Der Tageszeitung „Öster­re­ich“ gegenüber gab das MKÖ aber noch weit­ere besorgnis­er­re­gende Fak­ten bekan­nt: Im Vor­jahr bat­en 35 Bürg­er­meis­ter in Oberöster­re­ich um Exper­tIn­nen­hil­fe im Umgang mit Nazis im Ort. 2010 gab es bish­er weit­ere 25 Anfra­gen aus Gemein­den. Dazu kom­men 2010 nun allerd­ings auch Anfra­gen von Fir­men: „Aus­nahm­s­los große oö.
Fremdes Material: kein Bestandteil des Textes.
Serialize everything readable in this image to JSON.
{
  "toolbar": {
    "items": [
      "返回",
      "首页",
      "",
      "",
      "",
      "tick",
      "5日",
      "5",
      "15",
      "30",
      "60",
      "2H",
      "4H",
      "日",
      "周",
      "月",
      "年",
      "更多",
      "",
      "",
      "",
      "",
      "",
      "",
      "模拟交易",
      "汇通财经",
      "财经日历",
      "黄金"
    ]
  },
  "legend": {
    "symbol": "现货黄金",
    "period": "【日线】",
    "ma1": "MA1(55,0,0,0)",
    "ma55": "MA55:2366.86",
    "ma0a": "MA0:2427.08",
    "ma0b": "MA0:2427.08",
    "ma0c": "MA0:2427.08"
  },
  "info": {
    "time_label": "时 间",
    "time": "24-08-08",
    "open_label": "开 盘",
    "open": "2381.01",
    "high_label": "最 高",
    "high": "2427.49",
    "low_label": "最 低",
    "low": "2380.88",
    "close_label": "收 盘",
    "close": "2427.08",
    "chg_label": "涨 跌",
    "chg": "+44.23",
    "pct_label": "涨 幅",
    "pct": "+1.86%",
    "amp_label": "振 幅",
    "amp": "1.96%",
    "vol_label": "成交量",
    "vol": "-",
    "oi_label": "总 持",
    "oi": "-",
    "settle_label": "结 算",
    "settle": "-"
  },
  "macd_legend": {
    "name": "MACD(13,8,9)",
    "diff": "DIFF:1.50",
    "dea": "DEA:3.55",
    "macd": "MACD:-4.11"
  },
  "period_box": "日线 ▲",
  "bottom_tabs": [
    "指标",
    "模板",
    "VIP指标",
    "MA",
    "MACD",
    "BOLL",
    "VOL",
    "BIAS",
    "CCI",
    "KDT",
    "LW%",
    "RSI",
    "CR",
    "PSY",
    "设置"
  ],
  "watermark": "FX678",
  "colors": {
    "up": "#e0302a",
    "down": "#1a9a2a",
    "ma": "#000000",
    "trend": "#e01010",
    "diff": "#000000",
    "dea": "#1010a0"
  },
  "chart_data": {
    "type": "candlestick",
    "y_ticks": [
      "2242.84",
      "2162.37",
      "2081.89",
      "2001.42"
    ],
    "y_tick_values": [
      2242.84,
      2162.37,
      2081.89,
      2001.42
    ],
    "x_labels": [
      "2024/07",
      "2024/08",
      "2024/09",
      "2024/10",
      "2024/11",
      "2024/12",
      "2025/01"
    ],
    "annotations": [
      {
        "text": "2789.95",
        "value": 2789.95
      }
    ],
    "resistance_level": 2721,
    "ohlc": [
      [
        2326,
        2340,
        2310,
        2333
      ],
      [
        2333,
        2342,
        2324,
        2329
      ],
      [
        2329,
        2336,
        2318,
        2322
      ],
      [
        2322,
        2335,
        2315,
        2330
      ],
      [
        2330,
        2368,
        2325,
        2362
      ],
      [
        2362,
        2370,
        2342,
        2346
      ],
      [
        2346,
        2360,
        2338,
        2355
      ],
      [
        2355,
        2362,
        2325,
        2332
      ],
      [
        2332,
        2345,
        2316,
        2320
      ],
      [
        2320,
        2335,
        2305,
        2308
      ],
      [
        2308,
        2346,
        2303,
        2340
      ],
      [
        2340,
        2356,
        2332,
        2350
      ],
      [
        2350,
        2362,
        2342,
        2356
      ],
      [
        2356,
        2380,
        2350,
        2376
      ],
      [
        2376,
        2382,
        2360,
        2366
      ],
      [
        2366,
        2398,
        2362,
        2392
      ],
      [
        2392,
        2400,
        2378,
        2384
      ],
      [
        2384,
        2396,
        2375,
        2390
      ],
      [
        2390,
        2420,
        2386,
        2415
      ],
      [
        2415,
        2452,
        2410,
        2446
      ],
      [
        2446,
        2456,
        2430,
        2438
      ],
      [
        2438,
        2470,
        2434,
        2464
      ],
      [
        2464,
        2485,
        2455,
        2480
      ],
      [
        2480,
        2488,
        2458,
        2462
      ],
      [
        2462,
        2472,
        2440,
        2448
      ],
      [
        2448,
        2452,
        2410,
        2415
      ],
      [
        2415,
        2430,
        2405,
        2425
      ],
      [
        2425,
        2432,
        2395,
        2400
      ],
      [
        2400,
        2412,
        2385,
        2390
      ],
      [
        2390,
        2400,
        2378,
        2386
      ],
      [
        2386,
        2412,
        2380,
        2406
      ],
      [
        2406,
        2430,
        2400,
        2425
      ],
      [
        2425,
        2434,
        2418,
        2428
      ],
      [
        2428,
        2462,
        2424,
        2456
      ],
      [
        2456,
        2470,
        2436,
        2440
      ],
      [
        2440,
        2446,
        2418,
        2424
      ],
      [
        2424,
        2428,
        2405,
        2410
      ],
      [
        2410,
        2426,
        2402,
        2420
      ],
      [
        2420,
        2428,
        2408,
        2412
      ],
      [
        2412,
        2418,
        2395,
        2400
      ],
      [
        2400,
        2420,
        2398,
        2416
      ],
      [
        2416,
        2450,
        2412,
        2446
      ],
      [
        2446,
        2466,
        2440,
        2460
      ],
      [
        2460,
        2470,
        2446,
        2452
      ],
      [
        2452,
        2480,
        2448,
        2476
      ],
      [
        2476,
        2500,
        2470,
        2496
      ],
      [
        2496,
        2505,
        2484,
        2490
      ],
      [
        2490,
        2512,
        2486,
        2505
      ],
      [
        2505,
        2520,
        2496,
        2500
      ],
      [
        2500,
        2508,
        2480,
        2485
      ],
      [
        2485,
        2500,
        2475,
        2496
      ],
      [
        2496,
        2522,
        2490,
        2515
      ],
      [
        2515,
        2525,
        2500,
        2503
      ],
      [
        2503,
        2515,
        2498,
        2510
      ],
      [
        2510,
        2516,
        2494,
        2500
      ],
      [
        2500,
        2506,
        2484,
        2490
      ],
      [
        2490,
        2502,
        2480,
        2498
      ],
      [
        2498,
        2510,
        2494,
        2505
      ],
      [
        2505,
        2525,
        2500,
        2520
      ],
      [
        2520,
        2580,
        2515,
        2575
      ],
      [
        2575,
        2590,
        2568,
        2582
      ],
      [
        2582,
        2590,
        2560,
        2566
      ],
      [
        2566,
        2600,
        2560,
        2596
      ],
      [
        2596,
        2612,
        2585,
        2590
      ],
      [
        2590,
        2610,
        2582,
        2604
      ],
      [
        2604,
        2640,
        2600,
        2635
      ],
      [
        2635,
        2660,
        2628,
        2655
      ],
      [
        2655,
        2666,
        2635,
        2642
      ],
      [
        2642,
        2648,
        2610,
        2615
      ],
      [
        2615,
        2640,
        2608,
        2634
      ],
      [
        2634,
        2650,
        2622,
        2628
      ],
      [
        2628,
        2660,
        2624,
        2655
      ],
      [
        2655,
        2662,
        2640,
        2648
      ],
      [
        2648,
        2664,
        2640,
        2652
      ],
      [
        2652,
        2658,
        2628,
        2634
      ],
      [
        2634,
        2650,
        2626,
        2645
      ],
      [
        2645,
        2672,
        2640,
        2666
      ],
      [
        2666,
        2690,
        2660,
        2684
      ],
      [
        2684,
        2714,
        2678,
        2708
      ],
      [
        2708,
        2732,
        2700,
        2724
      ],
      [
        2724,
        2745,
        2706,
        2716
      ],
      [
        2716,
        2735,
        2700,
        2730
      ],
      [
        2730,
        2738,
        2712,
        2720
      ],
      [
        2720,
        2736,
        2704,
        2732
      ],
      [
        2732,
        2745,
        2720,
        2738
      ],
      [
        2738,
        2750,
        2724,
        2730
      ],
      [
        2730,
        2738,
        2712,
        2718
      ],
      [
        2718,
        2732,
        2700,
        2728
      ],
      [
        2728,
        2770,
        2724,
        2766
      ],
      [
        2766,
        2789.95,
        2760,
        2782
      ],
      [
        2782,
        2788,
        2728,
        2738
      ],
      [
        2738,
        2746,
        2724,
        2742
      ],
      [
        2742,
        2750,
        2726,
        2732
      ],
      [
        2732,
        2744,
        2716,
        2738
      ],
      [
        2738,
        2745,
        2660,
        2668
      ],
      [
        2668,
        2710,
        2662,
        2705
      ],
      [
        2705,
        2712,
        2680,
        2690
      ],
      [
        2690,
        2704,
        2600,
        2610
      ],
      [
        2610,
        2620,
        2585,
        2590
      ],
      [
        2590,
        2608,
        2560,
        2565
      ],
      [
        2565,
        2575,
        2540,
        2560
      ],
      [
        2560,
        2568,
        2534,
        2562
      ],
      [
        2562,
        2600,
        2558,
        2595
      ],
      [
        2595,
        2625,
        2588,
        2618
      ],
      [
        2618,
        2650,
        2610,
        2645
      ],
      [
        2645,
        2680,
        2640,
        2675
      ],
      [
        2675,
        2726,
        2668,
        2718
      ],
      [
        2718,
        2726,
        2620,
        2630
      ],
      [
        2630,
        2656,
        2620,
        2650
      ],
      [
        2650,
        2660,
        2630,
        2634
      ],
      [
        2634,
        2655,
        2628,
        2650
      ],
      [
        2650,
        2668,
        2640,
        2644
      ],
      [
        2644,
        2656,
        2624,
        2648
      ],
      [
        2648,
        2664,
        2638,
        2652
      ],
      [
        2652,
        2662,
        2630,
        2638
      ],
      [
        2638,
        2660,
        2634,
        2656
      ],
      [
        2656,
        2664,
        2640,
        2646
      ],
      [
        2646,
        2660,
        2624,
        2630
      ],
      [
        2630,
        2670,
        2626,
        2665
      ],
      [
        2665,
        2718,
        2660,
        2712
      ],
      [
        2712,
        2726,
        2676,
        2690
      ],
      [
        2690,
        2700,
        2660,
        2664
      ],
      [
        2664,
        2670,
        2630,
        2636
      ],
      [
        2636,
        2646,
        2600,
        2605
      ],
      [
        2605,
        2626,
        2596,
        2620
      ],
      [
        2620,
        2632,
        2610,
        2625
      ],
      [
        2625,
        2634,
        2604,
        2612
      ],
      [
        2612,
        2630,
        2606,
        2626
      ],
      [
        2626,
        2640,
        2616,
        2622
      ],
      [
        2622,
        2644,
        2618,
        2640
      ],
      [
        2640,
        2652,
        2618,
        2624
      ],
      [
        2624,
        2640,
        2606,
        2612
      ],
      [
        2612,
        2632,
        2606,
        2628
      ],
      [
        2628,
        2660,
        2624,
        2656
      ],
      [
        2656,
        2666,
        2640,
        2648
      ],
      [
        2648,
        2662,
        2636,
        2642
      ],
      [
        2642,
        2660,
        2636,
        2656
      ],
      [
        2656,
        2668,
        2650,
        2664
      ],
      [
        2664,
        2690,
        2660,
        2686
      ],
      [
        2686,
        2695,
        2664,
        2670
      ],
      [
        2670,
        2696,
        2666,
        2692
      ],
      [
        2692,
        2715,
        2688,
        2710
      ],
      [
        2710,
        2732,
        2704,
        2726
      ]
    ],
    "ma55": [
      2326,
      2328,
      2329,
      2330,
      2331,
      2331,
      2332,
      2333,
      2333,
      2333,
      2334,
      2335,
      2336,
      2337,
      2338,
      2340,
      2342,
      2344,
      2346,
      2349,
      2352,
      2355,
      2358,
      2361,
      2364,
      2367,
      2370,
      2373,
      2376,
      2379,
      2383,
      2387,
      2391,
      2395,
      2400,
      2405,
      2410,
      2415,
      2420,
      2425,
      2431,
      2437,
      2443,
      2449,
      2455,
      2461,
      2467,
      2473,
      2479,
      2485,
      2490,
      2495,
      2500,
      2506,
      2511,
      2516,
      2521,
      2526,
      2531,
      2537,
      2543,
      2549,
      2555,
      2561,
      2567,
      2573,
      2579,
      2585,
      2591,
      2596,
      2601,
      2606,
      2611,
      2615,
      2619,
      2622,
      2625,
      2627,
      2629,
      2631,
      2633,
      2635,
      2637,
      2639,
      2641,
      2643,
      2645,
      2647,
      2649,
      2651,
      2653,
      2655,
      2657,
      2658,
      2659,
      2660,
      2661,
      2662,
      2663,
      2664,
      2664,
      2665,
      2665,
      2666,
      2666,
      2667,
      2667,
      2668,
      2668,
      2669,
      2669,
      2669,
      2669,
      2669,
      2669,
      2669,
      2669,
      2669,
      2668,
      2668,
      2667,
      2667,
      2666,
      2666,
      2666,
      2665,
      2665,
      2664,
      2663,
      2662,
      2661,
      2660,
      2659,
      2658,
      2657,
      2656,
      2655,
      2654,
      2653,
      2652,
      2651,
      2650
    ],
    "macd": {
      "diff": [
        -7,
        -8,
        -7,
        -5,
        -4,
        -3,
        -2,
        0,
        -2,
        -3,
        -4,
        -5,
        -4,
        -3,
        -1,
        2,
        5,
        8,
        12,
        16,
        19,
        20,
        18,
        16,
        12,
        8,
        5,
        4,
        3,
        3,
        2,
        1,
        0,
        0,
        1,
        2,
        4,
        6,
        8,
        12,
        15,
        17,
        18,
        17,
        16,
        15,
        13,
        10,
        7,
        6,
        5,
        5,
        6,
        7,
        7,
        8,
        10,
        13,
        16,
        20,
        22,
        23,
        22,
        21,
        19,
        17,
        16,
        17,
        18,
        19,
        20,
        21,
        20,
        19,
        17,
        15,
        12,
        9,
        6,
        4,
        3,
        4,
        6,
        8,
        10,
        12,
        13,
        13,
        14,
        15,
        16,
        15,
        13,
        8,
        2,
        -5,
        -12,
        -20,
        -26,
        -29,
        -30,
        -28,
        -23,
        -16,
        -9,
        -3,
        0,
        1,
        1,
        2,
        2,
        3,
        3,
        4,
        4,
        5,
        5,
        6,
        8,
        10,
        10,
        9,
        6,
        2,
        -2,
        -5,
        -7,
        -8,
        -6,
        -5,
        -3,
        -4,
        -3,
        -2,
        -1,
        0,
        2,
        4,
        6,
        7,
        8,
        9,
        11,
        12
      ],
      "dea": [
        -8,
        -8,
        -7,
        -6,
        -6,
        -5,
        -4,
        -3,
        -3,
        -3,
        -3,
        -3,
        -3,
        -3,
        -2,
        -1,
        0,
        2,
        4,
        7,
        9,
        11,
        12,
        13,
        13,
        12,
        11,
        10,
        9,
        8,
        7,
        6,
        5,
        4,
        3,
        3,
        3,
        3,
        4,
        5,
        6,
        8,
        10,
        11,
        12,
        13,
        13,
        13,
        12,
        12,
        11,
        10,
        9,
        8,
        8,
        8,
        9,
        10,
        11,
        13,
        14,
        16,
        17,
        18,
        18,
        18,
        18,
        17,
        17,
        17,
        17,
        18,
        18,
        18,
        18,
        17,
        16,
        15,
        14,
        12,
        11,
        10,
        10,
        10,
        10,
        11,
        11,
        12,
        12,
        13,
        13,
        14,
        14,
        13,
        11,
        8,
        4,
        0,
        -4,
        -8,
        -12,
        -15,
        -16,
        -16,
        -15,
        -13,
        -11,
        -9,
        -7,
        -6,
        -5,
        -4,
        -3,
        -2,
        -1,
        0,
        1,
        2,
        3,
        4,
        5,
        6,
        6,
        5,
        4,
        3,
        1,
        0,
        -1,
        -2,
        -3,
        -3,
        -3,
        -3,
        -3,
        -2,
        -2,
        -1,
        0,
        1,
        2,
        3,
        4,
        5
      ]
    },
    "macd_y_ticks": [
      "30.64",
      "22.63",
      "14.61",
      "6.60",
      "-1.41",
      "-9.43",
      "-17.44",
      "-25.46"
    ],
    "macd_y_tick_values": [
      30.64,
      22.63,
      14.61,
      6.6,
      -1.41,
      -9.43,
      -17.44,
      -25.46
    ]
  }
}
Unternehmen suchen wegen Nazis in der Belegschaft um Hil­fe – in einem Fall sog­ar wegen 14 aggres­siv­en recht­en Het­zern”. (Öster­re­ich, OÖ-Aus­gabe, 3.12.2010).

Die kurze Mel­dung des MKÖ zeigt, dass die steigen­den Prob­leme mit Nazis und ras­sis­tis­ch­er Het­ze nicht allein auf Gerichte und Exeku­tive abgewälzt wer­den dür­fen, son­dern ein umfassendes Instru­men­tar­i­um in der Präven­tion brauchen!